I get that, but how many people are still running a 486 without a bespoke use case in 2026? The older kernels still work, and no software targeting the 486 architecture is relying on the latest Linux kernel.
As long as the PC isn’t being connected to the internet, there’s no reason you can’t just keep running an old kernel.
Even if it is connected, you can keep running an old kernel.
You can, but it’s a bad idea. Pretty major security risk.
Is it?
Just use Linux 6.12 with LTS until 2029 and Super LTS until 2036.
Yeah I meant after the support window ends.
What are you running on a 486 these days that needs to be online? A pihole? Like, even if this is a CNC controller or vinyl cutter (if you need a dongle to run your output, this is a valid concern; not a lot of parallel ports hanging out on mobos these days), the internet is not required.
We agree completely. Offline is better.
What kind of security risk are you at running a 486? You can barely handle the TLS handshake. Modern malware would just brick your system the same way any other modern software would.
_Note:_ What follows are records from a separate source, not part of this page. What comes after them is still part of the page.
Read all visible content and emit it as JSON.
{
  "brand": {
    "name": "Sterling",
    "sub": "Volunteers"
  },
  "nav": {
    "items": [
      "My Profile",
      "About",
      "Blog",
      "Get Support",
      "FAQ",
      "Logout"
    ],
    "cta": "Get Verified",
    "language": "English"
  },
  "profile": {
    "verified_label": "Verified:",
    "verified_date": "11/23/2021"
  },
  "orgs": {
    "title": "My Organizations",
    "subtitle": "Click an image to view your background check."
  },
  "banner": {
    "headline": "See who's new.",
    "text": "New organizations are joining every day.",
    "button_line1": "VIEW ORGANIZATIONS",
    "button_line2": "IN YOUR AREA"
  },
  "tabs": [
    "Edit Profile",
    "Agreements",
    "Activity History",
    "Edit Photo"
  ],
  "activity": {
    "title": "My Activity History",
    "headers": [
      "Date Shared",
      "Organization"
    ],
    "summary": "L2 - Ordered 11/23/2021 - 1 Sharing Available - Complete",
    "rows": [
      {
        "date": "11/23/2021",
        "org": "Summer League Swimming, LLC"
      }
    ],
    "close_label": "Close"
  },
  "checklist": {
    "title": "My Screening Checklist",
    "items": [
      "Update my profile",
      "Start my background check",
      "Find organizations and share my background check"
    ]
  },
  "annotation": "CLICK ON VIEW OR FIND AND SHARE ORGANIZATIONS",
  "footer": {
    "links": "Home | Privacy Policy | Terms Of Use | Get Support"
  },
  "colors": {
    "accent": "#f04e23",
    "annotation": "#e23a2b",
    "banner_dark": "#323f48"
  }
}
I was speaking in general. Everyone’s risk tolerance is different. Offline is better if you can.
My point was more along the lines of online being impractical. Sure, you can still connect to servers running old software (in which case kernel updates aren’t useful to you anyway), but anything with modern security or software is going to just not run at all on it, whether because the software is too heavy for the processor or because it simply was not compiled for it (and cannot be).
Point is, I think we both agree that the only reasonable usecase for these processors is offline or on a separate network (LAN/tunneled/etc).